The pact comes on a day when the finance ministry listed the steps taken to curb generation of black money by Indians within and outside India and that it has uncovered indirect tax evasion worth Rs.50,000 crore and undisclosed income of Rs.21,000 crore in the past two years.
Among other measures in the protocol pact with Mauritus is to have a source-based taxation of capital gains on shares.
India gets taxation rights on capital gains arising from sale of shares in an Indian firm on or after April 1, 2017, while, also protecting investments in shares that were acquired before that date. Such tax will be limited to 50 percent of the domestic tax rate of India with caveats.

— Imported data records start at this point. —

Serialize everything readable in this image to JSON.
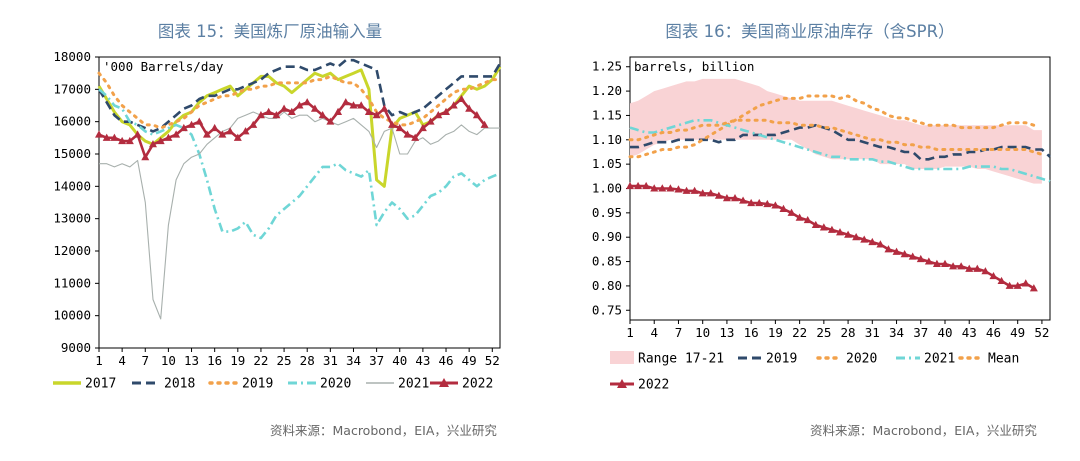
{
  "left_title": "图表 15：美国炼厂原油输入量",
  "right_title": "图表 16：美国商业原油库存（含SPR）",
  "left_source": "资料来源：Macrobond，EIA，兴业研究",
  "right_source": "资料来源：Macrobond，EIA，兴业研究",
  "colors": {
    "title": "#5b7fa3",
    "y2017": "#c9d62b",
    "y2018": "#2f4a6b",
    "y2019": "#f2a14a",
    "y2020": "#6fd6d6",
    "y2021": "#a8b0ad",
    "y2022": "#b32c3f",
    "range": "#f9d3d5",
    "mean": "#f2a14a"
  },
  "chart_data": [
    {
      "type": "line",
      "title": "图表 15：美国炼厂原油输入量",
      "unit_label": "'000 Barrels/day",
      "xlabel": "",
      "ylabel": "",
      "xlim": [
        1,
        53
      ],
      "ylim": [
        9000,
        18000
      ],
      "x_ticks": [
        1,
        4,
        7,
        10,
        13,
        16,
        19,
        22,
        25,
        28,
        31,
        34,
        37,
        40,
        43,
        46,
        49,
        52
      ],
      "y_ticks": [
        9000,
        10000,
        11000,
        12000,
        13000,
        14000,
        15000,
        16000,
        17000,
        18000
      ],
      "legend_position": "bottom",
      "series": [
        {
          "name": "2017",
          "style": "solid-thick",
          "color_key": "y2017",
          "x_start": 1,
          "values": [
            17100,
            16700,
            16300,
            16000,
            15900,
            15600,
            15400,
            15300,
            15500,
            15700,
            16000,
            16200,
            16300,
            16600,
            16800,
            16900,
            17000,
            17100,
            16800,
            17000,
            17200,
            17400,
            17400,
            17200,
            17100,
            16900,
            17100,
            17300,
            17500,
            17400,
            17500,
            17300,
            17400,
            17500,
            17600,
            17000,
            14200,
            14000,
            15800,
            16100,
            16200,
            16300,
            15900,
            16000,
            16200,
            16300,
            16500,
            16800,
            17100,
            17000,
            17100,
            17300,
            17700
          ]
        },
        {
          "name": "2018",
          "style": "dash",
          "color_key": "y2018",
          "x_start": 1,
          "values": [
            17000,
            16600,
            16200,
            16000,
            16000,
            15900,
            15800,
            15700,
            15800,
            16000,
            16200,
            16400,
            16500,
            16700,
            16800,
            16800,
            16900,
            17000,
            17000,
            17100,
            17200,
            17300,
            17500,
            17600,
            17700,
            17700,
            17700,
            17600,
            17600,
            17700,
            17800,
            17700,
            17900,
            17900,
            17800,
            17700,
            17600,
            16500,
            16200,
            16300,
            16200,
            16300,
            16400,
            16600,
            16800,
            17000,
            17200,
            17400,
            17400,
            17400,
            17400,
            17400,
            17800
          ]
        },
        {
          "name": "2019",
          "style": "dot",
          "color_key": "y2019",
          "x_start": 1,
          "values": [
            17500,
            17200,
            16800,
            16500,
            16300,
            16100,
            15900,
            15900,
            15800,
            15900,
            16000,
            16100,
            16300,
            16500,
            16600,
            16700,
            16800,
            16800,
            16900,
            17000,
            17000,
            17100,
            17100,
            17200,
            17200,
            17200,
            17200,
            17200,
            17300,
            17300,
            17400,
            17300,
            17200,
            17200,
            17000,
            16700,
            16300,
            16100,
            16000,
            15900,
            15900,
            16000,
            16100,
            16300,
            16500,
            16700,
            16900,
            17000,
            17000,
            17100,
            17200,
            17300,
            17300
          ]
        },
        {
          "name": "2020",
          "style": "dashdot",
          "color_key": "y2020",
          "x_start": 1,
          "values": [
            17000,
            16800,
            16500,
            16400,
            16000,
            15900,
            15700,
            15600,
            15700,
            15800,
            15900,
            15800,
            15600,
            15000,
            14200,
            13300,
            12600,
            12600,
            12700,
            12900,
            12500,
            12400,
            12700,
            13100,
            13300,
            13500,
            13700,
            14000,
            14300,
            14600,
            14600,
            14700,
            14500,
            14400,
            14300,
            14500,
            12800,
            13200,
            13500,
            13300,
            13000,
            13100,
            13400,
            13700,
            13800,
            14000,
            14300,
            14400,
            14200,
            14000,
            14200,
            14300,
            14400
          ]
        },
        {
          "name": "2021",
          "style": "thin",
          "color_key": "y2021",
          "x_start": 1,
          "values": [
            14700,
            14700,
            14600,
            14700,
            14600,
            14800,
            13500,
            10500,
            9900,
            12800,
            14200,
            14700,
            14900,
            15000,
            15300,
            15500,
            15700,
            15800,
            16100,
            16200,
            16300,
            16200,
            16100,
            16100,
            16300,
            16100,
            16200,
            16200,
            16000,
            16100,
            16000,
            15900,
            16000,
            16100,
            15900,
            15700,
            15200,
            15700,
            15800,
            15000,
            15000,
            15400,
            15500,
            15300,
            15400,
            15600,
            15700,
            15900,
            15700,
            15600,
            15800,
            15800,
            15800
          ]
        },
        {
          "name": "2022",
          "style": "triangle",
          "color_key": "y2022",
          "x_start": 1,
          "values": [
            15600,
            15500,
            15500,
            15400,
            15400,
            15600,
            14900,
            15300,
            15400,
            15500,
            15600,
            15800,
            15900,
            16000,
            15600,
            15800,
            15600,
            15700,
            15500,
            15700,
            15900,
            16200,
            16300,
            16200,
            16400,
            16300,
            16500,
            16600,
            16400,
            16200,
            16000,
            16300,
            16600,
            16500,
            16500,
            16300,
            16200,
            16400,
            15900,
            15800,
            15600,
            15500,
            15800,
            16000,
            16200,
            16300,
            16500,
            16700,
            16400,
            16200,
            15900
          ]
        }
      ]
    },
    {
      "type": "line",
      "title": "图表 16：美国商业原油库存（含SPR）",
      "unit_label": "barrels, billion",
      "xlabel": "",
      "ylabel": "",
      "xlim": [
        1,
        53
      ],
      "ylim": [
        0.73,
        1.27
      ],
      "x_ticks": [
        1,
        4,
        7,
        10,
        13,
        16,
        19,
        22,
        25,
        28,
        31,
        34,
        37,
        40,
        43,
        46,
        49,
        52
      ],
      "y_ticks": [
        0.75,
        0.8,
        0.85,
        0.9,
        0.95,
        1.0,
        1.05,
        1.1,
        1.15,
        1.2,
        1.25
      ],
      "legend_position": "bottom",
      "series": [
        {
          "name": "Range 17-21",
          "style": "band",
          "color_key": "range",
          "x_start": 1,
          "lower": [
            1.065,
            1.07,
            1.08,
            1.09,
            1.095,
            1.1,
            1.1,
            1.1,
            1.1,
            1.1,
            1.1,
            1.1,
            1.1,
            1.1,
            1.1,
            1.1,
            1.1,
            1.1,
            1.1,
            1.1,
            1.1,
            1.09,
            1.08,
            1.07,
            1.065,
            1.06,
            1.06,
            1.06,
            1.06,
            1.06,
            1.06,
            1.05,
            1.05,
            1.05,
            1.05,
            1.04,
            1.04,
            1.04,
            1.04,
            1.045,
            1.045,
            1.045,
            1.045,
            1.04,
            1.04,
            1.035,
            1.03,
            1.025,
            1.02,
            1.015,
            1.01,
            1.01
          ],
          "upper": [
            1.175,
            1.18,
            1.19,
            1.2,
            1.205,
            1.21,
            1.215,
            1.22,
            1.22,
            1.225,
            1.225,
            1.225,
            1.225,
            1.225,
            1.22,
            1.215,
            1.21,
            1.2,
            1.195,
            1.19,
            1.185,
            1.18,
            1.18,
            1.18,
            1.18,
            1.18,
            1.175,
            1.17,
            1.165,
            1.16,
            1.155,
            1.15,
            1.145,
            1.14,
            1.14,
            1.135,
            1.13,
            1.13,
            1.13,
            1.13,
            1.13,
            1.13,
            1.13,
            1.13,
            1.13,
            1.13,
            1.13,
            1.13,
            1.13,
            1.13,
            1.12,
            1.12
          ]
        },
        {
          "name": "2019",
          "style": "dash",
          "color_key": "y2018",
          "x_start": 1,
          "values": [
            1.085,
            1.085,
            1.09,
            1.095,
            1.095,
            1.095,
            1.1,
            1.1,
            1.1,
            1.1,
            1.1,
            1.095,
            1.1,
            1.1,
            1.11,
            1.11,
            1.11,
            1.11,
            1.11,
            1.115,
            1.12,
            1.125,
            1.125,
            1.13,
            1.125,
            1.12,
            1.11,
            1.1,
            1.1,
            1.095,
            1.09,
            1.085,
            1.085,
            1.08,
            1.075,
            1.075,
            1.06,
            1.06,
            1.065,
            1.065,
            1.07,
            1.07,
            1.075,
            1.075,
            1.08,
            1.08,
            1.085,
            1.085,
            1.085,
            1.085,
            1.08,
            1.08,
            1.065
          ]
        },
        {
          "name": "2020",
          "style": "dot",
          "color_key": "y2019",
          "x_start": 1,
          "values": [
            1.065,
            1.065,
            1.07,
            1.075,
            1.08,
            1.08,
            1.085,
            1.085,
            1.09,
            1.1,
            1.11,
            1.12,
            1.13,
            1.14,
            1.15,
            1.16,
            1.17,
            1.175,
            1.18,
            1.185,
            1.185,
            1.185,
            1.19,
            1.19,
            1.19,
            1.19,
            1.185,
            1.19,
            1.18,
            1.175,
            1.165,
            1.16,
            1.15,
            1.145,
            1.145,
            1.14,
            1.135,
            1.13,
            1.13,
            1.13,
            1.13,
            1.125,
            1.125,
            1.125,
            1.125,
            1.125,
            1.13,
            1.135,
            1.135,
            1.135,
            1.13
          ]
        },
        {
          "name": "2021",
          "style": "dashdot",
          "color_key": "y2020",
          "x_start": 1,
          "values": [
            1.125,
            1.12,
            1.115,
            1.115,
            1.12,
            1.125,
            1.13,
            1.135,
            1.14,
            1.14,
            1.14,
            1.135,
            1.13,
            1.125,
            1.12,
            1.115,
            1.11,
            1.105,
            1.1,
            1.095,
            1.09,
            1.085,
            1.08,
            1.075,
            1.07,
            1.065,
            1.065,
            1.06,
            1.06,
            1.06,
            1.06,
            1.055,
            1.055,
            1.05,
            1.045,
            1.04,
            1.04,
            1.04,
            1.04,
            1.04,
            1.04,
            1.04,
            1.045,
            1.045,
            1.045,
            1.045,
            1.04,
            1.04,
            1.035,
            1.03,
            1.025,
            1.02,
            1.015
          ]
        },
        {
          "name": "Mean",
          "style": "dot",
          "color_key": "mean",
          "x_start": 1,
          "values": [
            1.1,
            1.1,
            1.105,
            1.11,
            1.115,
            1.115,
            1.12,
            1.12,
            1.125,
            1.13,
            1.13,
            1.13,
            1.135,
            1.14,
            1.14,
            1.14,
            1.14,
            1.14,
            1.135,
            1.135,
            1.135,
            1.13,
            1.13,
            1.13,
            1.125,
            1.125,
            1.12,
            1.115,
            1.11,
            1.105,
            1.1,
            1.1,
            1.095,
            1.095,
            1.09,
            1.09,
            1.085,
            1.085,
            1.08,
            1.08,
            1.08,
            1.08,
            1.08,
            1.08,
            1.08,
            1.08,
            1.08,
            1.08,
            1.08,
            1.08,
            1.075,
            1.07
          ]
        },
        {
          "name": "2022",
          "style": "triangle",
          "color_key": "y2022",
          "x_start": 1,
          "values": [
            1.005,
            1.005,
            1.005,
            1.0,
            1.0,
            1.0,
            0.998,
            0.995,
            0.995,
            0.99,
            0.99,
            0.985,
            0.98,
            0.98,
            0.975,
            0.97,
            0.97,
            0.968,
            0.965,
            0.958,
            0.95,
            0.94,
            0.935,
            0.925,
            0.92,
            0.915,
            0.91,
            0.905,
            0.9,
            0.895,
            0.89,
            0.885,
            0.875,
            0.87,
            0.865,
            0.86,
            0.855,
            0.85,
            0.845,
            0.845,
            0.84,
            0.84,
            0.835,
            0.835,
            0.83,
            0.82,
            0.81,
            0.8,
            0.8,
            0.805,
            0.795
          ]
        }
      ]
    }
  ]
}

The benefit of 50 percent rebate in tax rate during the transition period from April 1, 2017 to March 31, 2019 shall not be available if the Mauritius company, including a shell firm, does not pass the test of having a bonafide business.
"A resident is deemed to be a shell or a conduit company if its total expenditure on operations in Mauritius is less than Rs.2,700,000 (Mauritian Rs.1,500,000) in the immediately preceding 12 months," the statement added.
This apart, interest that accrues in India to a Mauritian bank will be subject to withholding tax in India at the rate of 7.5 percent of debt, the claims or loans made after March 31, 2017. But the claims before this date have been exempt.
The finance ministry said this protocol will tackle long-pending issues of treaty abuse -- where ill-gotten money is first sent to Mauritius through havala transactions, and then comes back as a legitimate investment. This is called round-tripping.
"The protocol will improve transparency in tax matters and will help curb tax evasion and tax avoidance. At the same time, existing investments -- investments made before April 1, 2017 -- have been grand-fathered and will not be subject to capital gains taxation in India.".
The government has taken a series of steps to tackle the generation of black money.
Listing the steps taken to curb black money, the finance ministry said in a separate statement on Tuesday that a new income disclosure scheme had been formulated for those holding undeclared assets to declare them and pay a total tax and penalty of 45 percent.
Further, amendments have also been made to the Prevention of Money Laundering Act to enable the attachment and confiscation of equivalent assets in India where the asset located abroad cannot be forfeited.